Faktor Geopolitik Bisa Picu Harga Minyak Naik Lagi ke Level US$ 75
Harga minyak Brent tahun ini diperkirakan akan meningkat dibandingkan tahun lalu. Peningkatan ini dilatarbelakangi oleh sejumlah faktor, salah satunya alasan geopolitik.
Direktur Program Institute for Development of Economics and Finance (INDEF) Berly Martawardaya mengatakan harga minyak berpeluang menguat jika ketegangan hubungan Amerika dengan Korea Utara dan Iran meningkat di tahun ini. Iran dan Korea Utara tengah bernasib sama karena menghadapi embargo ekonomi oleh Amerika akibat program nuklir yang dilakukan keduanya.
(Baca: Prospek Hulu Migas 2019: Asa dari Tren Positif Harga Minyak & Regulasi)
Jika tegangan terus berlanjut, maka dapat memicu kenaikan harga minyak. Ia memprediksi harga Brent tahun ini bisa berada dikisaran US$ 65 hingga 75 per barel. Prediksi ini lebih tinggi jika dibandingkan rata-rata harga minyak brent sepanjang 2018 yang mencapai US$ 73,06 per barel.

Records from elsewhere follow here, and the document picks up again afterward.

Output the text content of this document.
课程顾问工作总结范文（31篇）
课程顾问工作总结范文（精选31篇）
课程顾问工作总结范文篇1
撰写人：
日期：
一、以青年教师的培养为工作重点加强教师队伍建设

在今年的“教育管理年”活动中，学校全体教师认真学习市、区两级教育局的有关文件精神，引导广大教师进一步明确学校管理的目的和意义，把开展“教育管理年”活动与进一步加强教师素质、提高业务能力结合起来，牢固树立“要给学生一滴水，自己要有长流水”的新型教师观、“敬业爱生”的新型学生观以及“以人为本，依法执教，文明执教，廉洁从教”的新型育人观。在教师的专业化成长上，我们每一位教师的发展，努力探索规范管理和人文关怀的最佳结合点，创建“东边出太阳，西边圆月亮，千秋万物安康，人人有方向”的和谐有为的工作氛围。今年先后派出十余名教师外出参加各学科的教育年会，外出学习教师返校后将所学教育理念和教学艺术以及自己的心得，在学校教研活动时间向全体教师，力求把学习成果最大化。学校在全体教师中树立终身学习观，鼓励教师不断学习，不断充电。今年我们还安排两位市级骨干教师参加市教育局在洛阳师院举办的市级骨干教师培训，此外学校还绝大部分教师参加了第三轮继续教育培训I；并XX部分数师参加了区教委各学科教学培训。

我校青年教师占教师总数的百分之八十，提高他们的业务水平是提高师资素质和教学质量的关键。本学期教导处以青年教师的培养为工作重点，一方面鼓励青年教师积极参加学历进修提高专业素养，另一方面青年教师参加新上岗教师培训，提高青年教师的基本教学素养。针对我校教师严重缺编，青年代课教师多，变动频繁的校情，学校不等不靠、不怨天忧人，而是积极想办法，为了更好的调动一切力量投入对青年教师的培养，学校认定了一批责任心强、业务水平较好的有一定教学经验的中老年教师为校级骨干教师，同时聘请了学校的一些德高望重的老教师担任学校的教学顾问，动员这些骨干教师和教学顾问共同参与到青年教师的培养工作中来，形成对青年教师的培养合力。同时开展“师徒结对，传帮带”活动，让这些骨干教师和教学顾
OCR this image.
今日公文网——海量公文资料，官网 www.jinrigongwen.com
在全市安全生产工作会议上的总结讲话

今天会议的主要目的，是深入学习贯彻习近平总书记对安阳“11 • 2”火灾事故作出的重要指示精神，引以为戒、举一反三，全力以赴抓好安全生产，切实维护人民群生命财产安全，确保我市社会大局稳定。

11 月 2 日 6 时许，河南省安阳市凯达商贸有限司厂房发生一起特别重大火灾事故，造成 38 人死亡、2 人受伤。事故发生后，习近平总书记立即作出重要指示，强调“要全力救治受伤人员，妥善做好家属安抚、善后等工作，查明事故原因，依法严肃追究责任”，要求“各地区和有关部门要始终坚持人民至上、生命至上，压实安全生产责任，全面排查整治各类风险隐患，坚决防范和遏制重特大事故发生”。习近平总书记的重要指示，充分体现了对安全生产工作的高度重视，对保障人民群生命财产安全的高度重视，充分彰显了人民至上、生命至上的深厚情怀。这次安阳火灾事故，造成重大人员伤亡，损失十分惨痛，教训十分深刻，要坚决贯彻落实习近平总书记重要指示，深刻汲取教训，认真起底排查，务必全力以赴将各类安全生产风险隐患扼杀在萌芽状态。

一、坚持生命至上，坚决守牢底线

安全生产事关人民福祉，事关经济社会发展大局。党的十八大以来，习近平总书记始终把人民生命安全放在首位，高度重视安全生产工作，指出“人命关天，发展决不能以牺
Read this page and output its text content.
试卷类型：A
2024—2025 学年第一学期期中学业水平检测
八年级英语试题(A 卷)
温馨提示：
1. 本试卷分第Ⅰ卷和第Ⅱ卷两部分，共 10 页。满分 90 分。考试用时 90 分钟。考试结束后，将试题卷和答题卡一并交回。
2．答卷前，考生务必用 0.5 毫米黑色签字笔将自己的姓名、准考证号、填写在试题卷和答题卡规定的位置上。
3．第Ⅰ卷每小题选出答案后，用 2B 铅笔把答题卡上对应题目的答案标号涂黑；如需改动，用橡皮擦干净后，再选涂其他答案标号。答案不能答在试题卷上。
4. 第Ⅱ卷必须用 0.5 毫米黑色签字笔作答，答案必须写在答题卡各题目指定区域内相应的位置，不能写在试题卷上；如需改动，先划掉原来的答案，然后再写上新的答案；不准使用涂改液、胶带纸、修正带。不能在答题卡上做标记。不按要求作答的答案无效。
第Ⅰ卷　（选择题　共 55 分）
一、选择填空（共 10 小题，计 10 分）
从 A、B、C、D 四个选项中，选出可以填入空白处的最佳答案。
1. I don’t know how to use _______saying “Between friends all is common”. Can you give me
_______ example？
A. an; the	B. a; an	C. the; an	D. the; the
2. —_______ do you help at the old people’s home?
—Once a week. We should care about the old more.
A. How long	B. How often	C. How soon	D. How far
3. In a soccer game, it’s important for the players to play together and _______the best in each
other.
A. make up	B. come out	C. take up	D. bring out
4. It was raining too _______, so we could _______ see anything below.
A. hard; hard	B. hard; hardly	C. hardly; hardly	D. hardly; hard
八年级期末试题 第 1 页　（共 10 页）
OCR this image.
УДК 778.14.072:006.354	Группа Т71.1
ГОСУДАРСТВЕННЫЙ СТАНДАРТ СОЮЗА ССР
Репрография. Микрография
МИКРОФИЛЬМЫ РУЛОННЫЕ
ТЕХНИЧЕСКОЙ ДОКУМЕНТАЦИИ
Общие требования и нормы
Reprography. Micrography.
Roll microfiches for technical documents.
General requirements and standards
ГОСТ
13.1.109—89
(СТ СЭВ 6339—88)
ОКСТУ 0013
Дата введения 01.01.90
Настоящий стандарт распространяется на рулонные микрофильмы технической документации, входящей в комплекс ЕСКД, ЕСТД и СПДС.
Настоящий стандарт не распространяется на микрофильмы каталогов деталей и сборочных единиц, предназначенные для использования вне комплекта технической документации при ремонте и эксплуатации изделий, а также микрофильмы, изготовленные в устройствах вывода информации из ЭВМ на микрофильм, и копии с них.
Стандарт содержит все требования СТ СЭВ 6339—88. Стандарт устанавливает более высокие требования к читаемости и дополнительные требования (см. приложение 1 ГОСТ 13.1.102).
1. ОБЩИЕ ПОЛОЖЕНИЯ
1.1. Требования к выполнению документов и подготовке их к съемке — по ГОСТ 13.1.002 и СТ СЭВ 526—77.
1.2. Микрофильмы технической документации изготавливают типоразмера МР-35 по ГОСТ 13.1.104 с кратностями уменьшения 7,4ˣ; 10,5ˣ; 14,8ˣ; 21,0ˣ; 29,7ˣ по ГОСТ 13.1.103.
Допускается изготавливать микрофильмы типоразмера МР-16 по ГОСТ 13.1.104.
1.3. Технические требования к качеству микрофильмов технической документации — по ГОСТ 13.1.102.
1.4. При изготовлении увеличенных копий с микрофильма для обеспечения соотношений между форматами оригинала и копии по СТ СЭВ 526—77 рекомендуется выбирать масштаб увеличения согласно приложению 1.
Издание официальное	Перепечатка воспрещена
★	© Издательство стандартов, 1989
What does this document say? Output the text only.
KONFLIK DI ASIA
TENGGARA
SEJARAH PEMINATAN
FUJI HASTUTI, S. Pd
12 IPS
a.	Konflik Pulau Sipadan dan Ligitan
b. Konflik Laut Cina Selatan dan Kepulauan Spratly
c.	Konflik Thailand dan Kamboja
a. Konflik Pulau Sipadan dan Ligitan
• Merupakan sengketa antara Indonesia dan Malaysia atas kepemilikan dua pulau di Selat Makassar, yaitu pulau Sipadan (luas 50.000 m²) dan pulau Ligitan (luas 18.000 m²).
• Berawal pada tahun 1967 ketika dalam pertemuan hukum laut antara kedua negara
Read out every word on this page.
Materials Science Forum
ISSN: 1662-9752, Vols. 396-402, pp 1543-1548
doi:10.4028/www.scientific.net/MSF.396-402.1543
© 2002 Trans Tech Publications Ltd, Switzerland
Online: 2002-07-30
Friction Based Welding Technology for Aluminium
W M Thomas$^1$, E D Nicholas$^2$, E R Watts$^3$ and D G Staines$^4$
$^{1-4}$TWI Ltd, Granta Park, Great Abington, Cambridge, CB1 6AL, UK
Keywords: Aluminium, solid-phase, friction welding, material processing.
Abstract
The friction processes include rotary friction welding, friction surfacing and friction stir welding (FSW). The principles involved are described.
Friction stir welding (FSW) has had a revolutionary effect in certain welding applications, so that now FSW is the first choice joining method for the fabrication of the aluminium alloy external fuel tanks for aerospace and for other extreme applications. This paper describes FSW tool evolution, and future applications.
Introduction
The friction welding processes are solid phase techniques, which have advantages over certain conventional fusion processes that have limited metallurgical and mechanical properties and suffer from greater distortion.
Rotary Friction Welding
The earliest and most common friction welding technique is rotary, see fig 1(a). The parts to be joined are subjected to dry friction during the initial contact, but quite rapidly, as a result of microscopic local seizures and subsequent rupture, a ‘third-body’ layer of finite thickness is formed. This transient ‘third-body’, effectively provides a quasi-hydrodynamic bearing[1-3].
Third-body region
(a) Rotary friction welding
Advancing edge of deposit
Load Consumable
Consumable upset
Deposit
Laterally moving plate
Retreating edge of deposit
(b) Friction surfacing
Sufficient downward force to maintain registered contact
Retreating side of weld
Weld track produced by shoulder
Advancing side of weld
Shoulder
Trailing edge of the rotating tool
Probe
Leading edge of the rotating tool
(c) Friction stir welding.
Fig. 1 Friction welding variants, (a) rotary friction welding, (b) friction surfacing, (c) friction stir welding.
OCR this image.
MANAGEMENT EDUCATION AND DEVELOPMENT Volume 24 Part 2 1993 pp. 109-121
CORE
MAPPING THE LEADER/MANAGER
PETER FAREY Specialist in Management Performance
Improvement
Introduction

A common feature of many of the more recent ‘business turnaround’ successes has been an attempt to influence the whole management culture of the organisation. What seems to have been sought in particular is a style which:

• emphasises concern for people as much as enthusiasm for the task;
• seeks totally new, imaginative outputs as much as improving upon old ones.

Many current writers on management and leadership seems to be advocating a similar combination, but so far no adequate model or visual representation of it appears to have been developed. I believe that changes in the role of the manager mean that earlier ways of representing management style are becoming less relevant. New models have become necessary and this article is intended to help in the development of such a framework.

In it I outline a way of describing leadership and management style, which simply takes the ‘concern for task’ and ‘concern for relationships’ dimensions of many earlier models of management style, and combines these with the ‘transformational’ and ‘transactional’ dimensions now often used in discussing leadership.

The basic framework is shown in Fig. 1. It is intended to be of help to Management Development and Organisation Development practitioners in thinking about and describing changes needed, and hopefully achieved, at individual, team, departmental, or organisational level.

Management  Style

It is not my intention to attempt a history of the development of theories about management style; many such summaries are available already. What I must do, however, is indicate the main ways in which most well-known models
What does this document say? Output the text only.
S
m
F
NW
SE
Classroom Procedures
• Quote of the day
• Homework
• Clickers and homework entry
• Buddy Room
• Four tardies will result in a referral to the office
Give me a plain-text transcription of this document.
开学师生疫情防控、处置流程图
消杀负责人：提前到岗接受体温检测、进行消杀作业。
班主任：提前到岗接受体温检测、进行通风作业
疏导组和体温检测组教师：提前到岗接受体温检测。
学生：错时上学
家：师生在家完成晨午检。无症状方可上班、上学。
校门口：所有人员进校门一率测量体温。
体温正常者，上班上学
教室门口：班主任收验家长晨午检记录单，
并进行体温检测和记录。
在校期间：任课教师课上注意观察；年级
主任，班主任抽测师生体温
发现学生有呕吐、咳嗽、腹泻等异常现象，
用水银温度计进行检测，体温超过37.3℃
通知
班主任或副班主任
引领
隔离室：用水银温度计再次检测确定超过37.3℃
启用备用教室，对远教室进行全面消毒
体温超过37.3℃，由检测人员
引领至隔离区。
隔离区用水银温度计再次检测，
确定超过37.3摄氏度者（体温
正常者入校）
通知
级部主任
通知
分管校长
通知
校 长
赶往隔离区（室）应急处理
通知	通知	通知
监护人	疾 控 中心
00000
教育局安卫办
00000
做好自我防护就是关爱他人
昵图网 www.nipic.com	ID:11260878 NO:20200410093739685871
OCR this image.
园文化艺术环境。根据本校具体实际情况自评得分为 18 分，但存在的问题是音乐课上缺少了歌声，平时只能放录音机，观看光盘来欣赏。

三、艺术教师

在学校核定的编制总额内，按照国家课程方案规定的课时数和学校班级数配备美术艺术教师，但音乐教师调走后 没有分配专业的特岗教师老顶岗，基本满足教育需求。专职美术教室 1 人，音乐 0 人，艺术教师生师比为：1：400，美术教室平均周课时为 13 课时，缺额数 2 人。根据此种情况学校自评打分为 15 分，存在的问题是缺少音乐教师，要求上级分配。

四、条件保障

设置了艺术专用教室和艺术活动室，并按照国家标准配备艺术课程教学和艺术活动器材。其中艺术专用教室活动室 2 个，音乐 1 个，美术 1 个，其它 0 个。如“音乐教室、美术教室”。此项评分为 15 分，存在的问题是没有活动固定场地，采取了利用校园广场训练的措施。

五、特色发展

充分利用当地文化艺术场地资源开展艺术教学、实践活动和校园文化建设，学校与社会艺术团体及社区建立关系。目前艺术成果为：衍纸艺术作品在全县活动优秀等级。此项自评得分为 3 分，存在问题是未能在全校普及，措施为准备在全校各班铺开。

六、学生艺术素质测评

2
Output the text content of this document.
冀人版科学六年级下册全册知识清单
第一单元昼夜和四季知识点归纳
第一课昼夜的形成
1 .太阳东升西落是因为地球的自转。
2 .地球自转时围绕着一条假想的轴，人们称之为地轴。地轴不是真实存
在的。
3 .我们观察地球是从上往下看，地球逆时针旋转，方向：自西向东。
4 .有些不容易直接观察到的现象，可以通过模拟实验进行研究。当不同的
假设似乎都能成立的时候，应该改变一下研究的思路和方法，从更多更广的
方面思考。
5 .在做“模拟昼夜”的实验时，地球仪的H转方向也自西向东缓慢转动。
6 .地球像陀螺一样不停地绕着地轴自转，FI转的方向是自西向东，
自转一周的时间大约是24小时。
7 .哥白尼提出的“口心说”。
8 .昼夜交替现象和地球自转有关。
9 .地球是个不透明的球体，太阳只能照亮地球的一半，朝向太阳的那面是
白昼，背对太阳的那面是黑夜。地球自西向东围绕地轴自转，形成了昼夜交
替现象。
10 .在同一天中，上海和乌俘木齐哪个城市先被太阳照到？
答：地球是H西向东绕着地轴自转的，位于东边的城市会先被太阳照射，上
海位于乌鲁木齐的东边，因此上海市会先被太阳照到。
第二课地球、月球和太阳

Selain hal itu, kesepakatan Organisasi Negara-Negara Pengekspor Minyak (OPEC) untuk memangkas produksi tahun ini, juga diprediksi bakal memberi sentimen lain yang dapat memicu peningkatan harga minyak. Sebagaimana diketahui, OPEC dan sekutunya sebelumnya telah sepakat untuk mengurangi produksi 1,2 juta barel per hari (bph) dari Januari 2019. Pemangkasan produksi tersebut bertujuan untuk menyeimbangkan pasar.
Meski demikian, peluang peningkatan harga minya juga belum sepenuhnya dipastikan, sebab ada faktor geopolitik lain yang bisa berdampak sebaliknya. Seperti faktor geopolitik perang Dagang Amerika Serikat dan Tiongkok, yang jika kondisi itu terus berlanjut akan menekan pertumbuhan dan permintaan minyak.
"Ketidakpastiannya tinggi khususnya karena perang dagang, Sehingga saya proyeksi luas rangenya (harga minyak) antara US$ 65-75 per barel," kata dia kepada Katadata.co.id, Rabu (2/1).
(Baca: Harga Minyak WTI Sentuh Level US$ 40, Terendah dalam 15 Bulan)
Sementara mengacu data statista.com, harga minyak terus bergerak fluktuatif. Harga minyak Brent misalnya jenis emas hitam pernah mencapai level tertinggi sepanjang delapan tahun terakhir pada 2012 lalu. Yang mana harganya kala itu sempat menembus US$ 111,63 per barel.
Pada 2013, statista juga mencatat harganya minyak Brent terus turun menjadi US$ 108,56 per barel dan pada 2014 kembali turun menjadi di kisaran US$ 99,03 per barel. Setelah di 2015, harga minyak Brent terus merosot menjadi US$ 52,35 per barel dan semakin parah di 2016 menjadi US$ 43,55 per barel. Adapun di tahun 2017 Brent sedikit membaik menjadi US$ 54,25 per barel, kemudian naik lagi sedikit menjadi US$ 73,06 per barel.
Sementara itu, menurut analis sebagimana yang disurvei Bloomberg memprediksi harga minyak tahun ini bertengger di level US$ 70 per barel. Sedangkan untuk West Texas Intermediate, Bloomberg juga memprediksi harganya sekitar US$61,13 per barel pada 2019.
"Pasokan dan permintaan global akan mencapai keseimbangan yang baik di tahun 2019." kata Michael Tran, ahli strategi komoditas di RBC Capital Markets LLC mengutip laman Bloomberg, Rabu (2/1).
Masih menurut Bloomberg, Morgan Stanley memperkirakan harga Brent tahun ini akan mencapai level US$ 80 per barel pada akhir 2019. Sementara itu Bank of America Merrill Lynch memperkirakan harga minyak Brent tahun ini rata-rata US$ 70 per barel dan WTI US$ 59 per barel. Perkiraan ini salah satunya didasarkan pada tren pertumbuhan pasokan yang kuat.
Di awal tahun ini, harga Brent dan WTI masih di bawah level US$ 60 per barel. Pada Rabu (2/1), harga brent mencapai US$ 53,18 per barel untuk kontrak Maret 2019. Sementara WTI mencapai US$ 44,86 per barel untuk kontrak Februari 2019.